The year ending December 2005 has been very interesting, and for many corporate treasurers very rewarding, as they have taken advantage of the availability of bank and other debt funding at levels not seen for a number of years, and greater competition between banks and other debt providers. Some of the most significant features of the year have included:-

Refinancing of bank debt
For a number of corporate treasurers, 2005 gave them an opportunity to refinance bank debt from a somewhat unusual position: they dictated the terms and the pricing of their loans.

As one corporate after another lined up to refinance or simply reprice existing deals, bankers were obliged to accept significant reduction in margin, refinement in financial ratio covenants and, in some cases, amendment to general operating covenants. Banks did, of course, receive front-end or arrangement fees and often bank syndicates were reduced in numbers so that key or core relationships between them and their borrowers were confirmed and consolidated. It is also interesting to observe very recent trends in the UK and European corporate banking market where Barclays, HSBC, Standard Chartered, Banco Santander and Bancaja have sold or transferred their risk on major corporate loan portfolios through CDO offerings. The principal reasons for these transactions are regulatory capital with Basle II pending and efficient management of corporate risk on their balance sheets.

US private placements
A number of major Irish corporates have, in the past, raised medium to long term funding by means of a US private placement transaction. The appetite from US investors/debt providers has now increased such that in 2005 a number of Irish corporates have accessed this market for the first time. The all-in pricing (including swap costs) achieved in these deals has been very competitive as compared with bank borrowing which explains (in part) their popularity. The most successful transactions have had a number of common features: an up-to-date syndicated bank facility, negotiated recently and which contained financial and other covenants which give the company reasonable headroom going forward, a balanced debt repayment profile and an unsecured asset base.

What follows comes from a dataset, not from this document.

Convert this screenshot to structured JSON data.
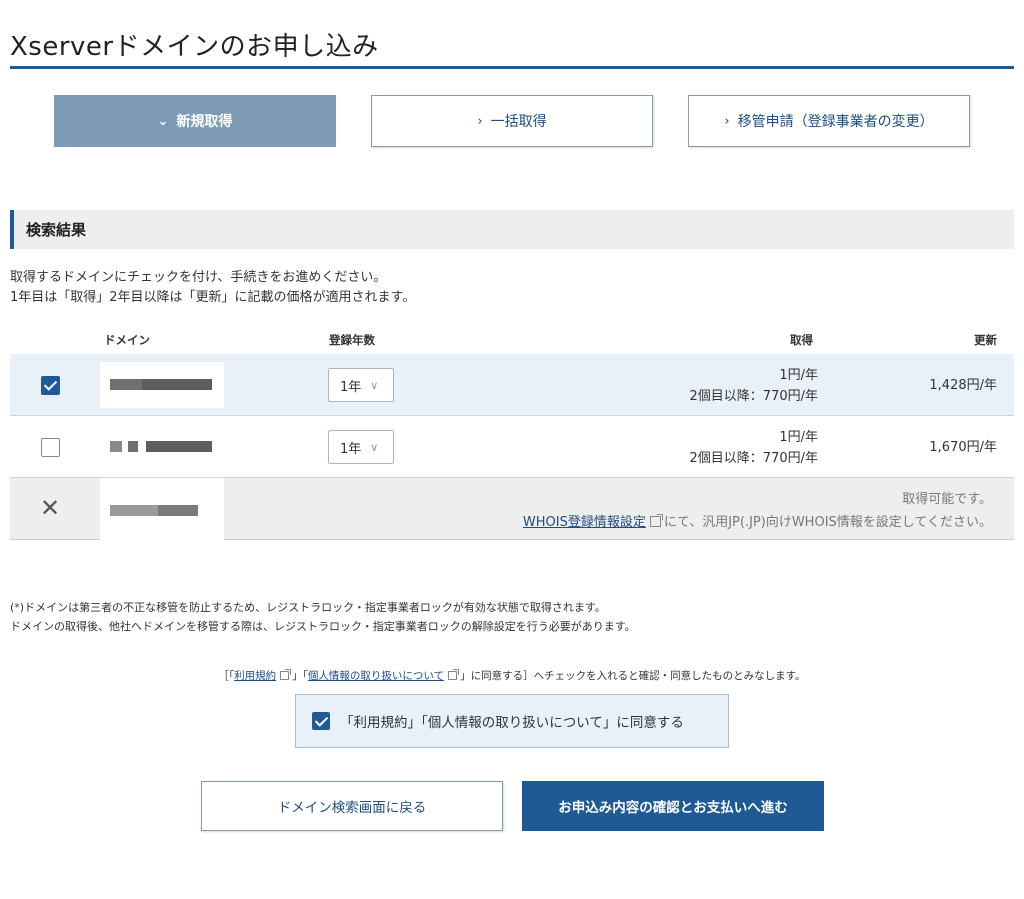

In the main, this type of transaction is best suited to a listed company, a company with investment grade or near investment grade status, a semi state entity or other corporates who have ambitions to become one of the same. In addition, this type of funding is best suited as part of a mix of funding which might comprise, say, bank debt, capital markets issues and, now, a private placement transaction, and each component will have a different maturity profile. A private placement is not appropriate for a number of corporates. In particular, they are not suitable for those who have secured loans or are subject to very restrictive covenants in relation to the operation of their business. This is because the ability to amend or obtain waivers in respect of covenants or amendments is quite limited and often quite costly to the borrower. The transactions may only be unwound or terminated early at a cost, sometimes a considerable cost, to the borrower. This is because most US placees will enter into individual swaps to underpin their own funding. Thus, to break the transaction early will leave the borrower open to paying the break costs associated with ‘making whole’ the lender by reference to the profit that it assumed it would make over the life of the deal. Accordingly, it is often recommended that a corporate would review with its advisors, and possibly refinance, its existing bank debt before approaching the US private placement market.

IFRS – implications for loan documents
Notwithstanding warnings issued in 2004 by, amongst others, the Association of Corporate Treasurers, it was really only in 2005 that corporate treasurers and bankers started to consider the impact that the changes to the International Financial Reporting Standards would have on financial and other relevant covenants in loan and debt transactions. It was recognised that the introduction of IFRS was likely to have a significant impact on reported earnings of companies and on key aspects of their balance sheets. There would be consequences for both lending decisions which would affect both borrowers and lenders. One major change to occur was in the measurement basis used in company accounts – with the result that a change in a reported financial performance may be due not to a change in the underlying performance itself but perhaps to a change in the manner in which that performance is measured. Changes in reported profit and the position under IFRS could alter the key ratios inherent in debt covenants resulting in higher incidents of technical breaches. The impact of the changes are likely to extent beyond the introductory phase and to have a continued effect on volatility of earnings and, thus, may increase in the future the probability of debt covenants being breached. One consideration for both borrowers and lenders is whether a ‘rolling' GAAP or a ‘frozen' GAAP should be used. Some major Irish corporates have this year decided to meet this challenge head-on and, consequently, have switched immediately to IFRS and spent some time with their lenders explaining to them the changes and the impacts of the change in accounting treatment. In most such cases, such approaches have been very well received.

Project financing
For large corporates looking to effect stand-alone limited recourse or full non-recourse project financings in respect of new ventures or transactions, 2005 has proved to be a significant year for them. Increasingly, lenders are prepared to consider project financing for corporates in one-off projects or specific transactions, particular in the energy, property and ‘quasi’ PPP areas. The competition to finance such transactions is quite fierce, with pricing reduced significantly compared to recent years. In addition, the covenant package and a level of sponsor guarantee/support is often less than that which would have been mandatory just a couple of years ago. From a company’s prospective, these transactions should be above a certain minimum size (say, ?30m and preferably much higher), because of the large amount of work involved, the intensive nature of the negotiations and the transaction costs involved. They enable a sponsor/borrower to participate in new market areas without jeopardising their balance sheet. If structured properly, they should enable the project, once it is up and running, to be capable in a few years of being refinanced on even finer pricing and, perhaps, being capable of being securitised. The latter point may often attract new potential lenders to this type of transaction and thus drive pricing down even further. A key element of success in any such transaction is the forward planning by the corporate treasurer and his/her advisors.

2006
For corporates, the availability of comparatively low cost funding and competition between funding sources is expected to continue in 2006.